A few more of Dementia Joe’s Greatest Hits since last time:

“We are in a battle for the soul of America a battle that by the grace of God and the goodness and gracious greatness of this nation we will win.”

“And if they’re if you’re unvaccinated if they test positive there are you are seven teams times more likely to get hospitalized.”

“Manage this surge of the omicron virus surge.”

“And we’ll continue with the retailers and online and online retailers uh to increase availability.”

“I know the family well of George Family Justice Act and Policy Act I know the family well.”

“As a matter of mact my professor wife Jill….”

“A country that has busy excuse me has bruised but whole benevolent but bold….”

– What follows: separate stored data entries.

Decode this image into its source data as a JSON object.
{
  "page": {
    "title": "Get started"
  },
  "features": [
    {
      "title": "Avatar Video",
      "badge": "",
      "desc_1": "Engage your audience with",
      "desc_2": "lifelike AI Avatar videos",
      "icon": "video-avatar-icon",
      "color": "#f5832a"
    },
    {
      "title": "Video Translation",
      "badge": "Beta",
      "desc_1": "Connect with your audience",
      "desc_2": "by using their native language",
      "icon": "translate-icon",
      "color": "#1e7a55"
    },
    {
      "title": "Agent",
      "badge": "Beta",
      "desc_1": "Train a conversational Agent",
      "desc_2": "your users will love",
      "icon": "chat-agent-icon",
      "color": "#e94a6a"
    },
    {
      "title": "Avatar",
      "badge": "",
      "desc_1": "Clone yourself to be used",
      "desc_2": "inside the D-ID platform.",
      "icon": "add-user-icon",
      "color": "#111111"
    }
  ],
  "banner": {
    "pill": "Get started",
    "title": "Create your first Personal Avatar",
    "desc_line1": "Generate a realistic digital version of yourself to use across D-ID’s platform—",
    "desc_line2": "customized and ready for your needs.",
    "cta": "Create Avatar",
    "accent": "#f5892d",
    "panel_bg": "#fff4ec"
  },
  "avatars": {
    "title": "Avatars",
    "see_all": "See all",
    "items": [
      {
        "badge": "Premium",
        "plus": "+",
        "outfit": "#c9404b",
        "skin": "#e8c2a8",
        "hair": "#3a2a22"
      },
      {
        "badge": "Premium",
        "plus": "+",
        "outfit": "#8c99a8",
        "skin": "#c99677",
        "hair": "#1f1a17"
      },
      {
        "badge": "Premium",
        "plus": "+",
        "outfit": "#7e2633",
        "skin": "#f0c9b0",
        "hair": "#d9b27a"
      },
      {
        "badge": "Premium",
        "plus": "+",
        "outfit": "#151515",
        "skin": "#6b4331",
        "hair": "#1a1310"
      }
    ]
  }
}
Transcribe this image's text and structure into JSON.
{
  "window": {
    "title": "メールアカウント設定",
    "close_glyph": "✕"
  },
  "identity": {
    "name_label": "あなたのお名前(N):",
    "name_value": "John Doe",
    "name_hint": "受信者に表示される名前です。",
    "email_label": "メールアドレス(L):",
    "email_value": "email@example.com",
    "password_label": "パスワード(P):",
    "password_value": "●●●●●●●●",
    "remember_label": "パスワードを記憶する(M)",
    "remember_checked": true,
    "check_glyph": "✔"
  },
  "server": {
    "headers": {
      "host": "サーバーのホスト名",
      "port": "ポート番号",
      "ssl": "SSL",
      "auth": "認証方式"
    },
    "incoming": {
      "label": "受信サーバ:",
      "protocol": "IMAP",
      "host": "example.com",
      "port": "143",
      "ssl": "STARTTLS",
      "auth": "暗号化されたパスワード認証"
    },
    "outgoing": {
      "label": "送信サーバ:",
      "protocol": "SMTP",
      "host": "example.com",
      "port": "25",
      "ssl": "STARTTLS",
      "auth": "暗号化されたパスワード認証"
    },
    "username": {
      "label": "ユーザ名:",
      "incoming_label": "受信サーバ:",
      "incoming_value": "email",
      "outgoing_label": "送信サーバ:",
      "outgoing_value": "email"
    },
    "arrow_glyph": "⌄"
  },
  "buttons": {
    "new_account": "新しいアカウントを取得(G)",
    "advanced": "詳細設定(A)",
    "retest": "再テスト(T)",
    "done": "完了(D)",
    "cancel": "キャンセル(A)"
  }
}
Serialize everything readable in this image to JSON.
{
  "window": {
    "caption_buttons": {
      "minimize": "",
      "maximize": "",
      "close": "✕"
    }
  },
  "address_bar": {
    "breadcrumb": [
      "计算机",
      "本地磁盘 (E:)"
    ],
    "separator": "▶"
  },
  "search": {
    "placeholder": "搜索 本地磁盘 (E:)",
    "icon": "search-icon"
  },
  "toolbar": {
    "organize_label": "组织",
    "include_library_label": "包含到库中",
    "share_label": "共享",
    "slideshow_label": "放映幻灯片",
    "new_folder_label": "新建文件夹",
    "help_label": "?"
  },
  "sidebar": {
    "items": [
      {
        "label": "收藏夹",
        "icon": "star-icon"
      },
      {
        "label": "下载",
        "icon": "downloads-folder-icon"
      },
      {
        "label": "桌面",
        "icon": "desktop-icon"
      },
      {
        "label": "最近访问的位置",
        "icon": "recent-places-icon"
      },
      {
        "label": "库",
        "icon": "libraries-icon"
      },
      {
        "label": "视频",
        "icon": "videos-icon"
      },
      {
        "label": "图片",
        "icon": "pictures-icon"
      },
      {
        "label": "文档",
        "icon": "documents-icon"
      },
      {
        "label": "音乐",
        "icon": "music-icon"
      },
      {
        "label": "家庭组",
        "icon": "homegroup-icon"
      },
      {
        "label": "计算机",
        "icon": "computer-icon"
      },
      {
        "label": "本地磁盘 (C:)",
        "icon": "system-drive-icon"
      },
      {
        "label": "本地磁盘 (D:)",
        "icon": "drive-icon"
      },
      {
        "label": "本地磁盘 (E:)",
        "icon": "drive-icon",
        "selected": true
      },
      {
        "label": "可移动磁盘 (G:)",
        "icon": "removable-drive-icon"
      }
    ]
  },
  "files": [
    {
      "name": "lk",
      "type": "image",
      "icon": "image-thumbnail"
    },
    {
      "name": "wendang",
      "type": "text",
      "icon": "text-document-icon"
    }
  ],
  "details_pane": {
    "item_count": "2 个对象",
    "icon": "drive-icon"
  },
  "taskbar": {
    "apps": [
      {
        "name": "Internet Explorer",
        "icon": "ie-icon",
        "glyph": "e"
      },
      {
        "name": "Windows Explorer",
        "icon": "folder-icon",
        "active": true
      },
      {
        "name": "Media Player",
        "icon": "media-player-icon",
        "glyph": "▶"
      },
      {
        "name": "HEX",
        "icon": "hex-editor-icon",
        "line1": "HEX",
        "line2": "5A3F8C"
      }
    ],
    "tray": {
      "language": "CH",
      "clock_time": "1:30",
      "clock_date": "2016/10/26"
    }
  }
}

“You’re gonna see us traveling commercially in the next 20 years at 12, 15,000 miles an hour subsonic speeds supersonic speeds I mean the things that are gonna change.”

“You know we’re gonna have windmills you’re gonna see that have 100-yard wingspans each each propeller on that on that uh um windmill 100 yards long so there so much that is gonna be able to be done.”

“One officer called it quote a mid-medieval battle.”

“As a high school student in the late ’60s in the late ’50s early ’60s….”

Joe told the media Thursday that he remains very concerned with “the misinformation and disinformation that’s on your shows. It has to stop.”

Yes it does. Can someone say 25th Amendment?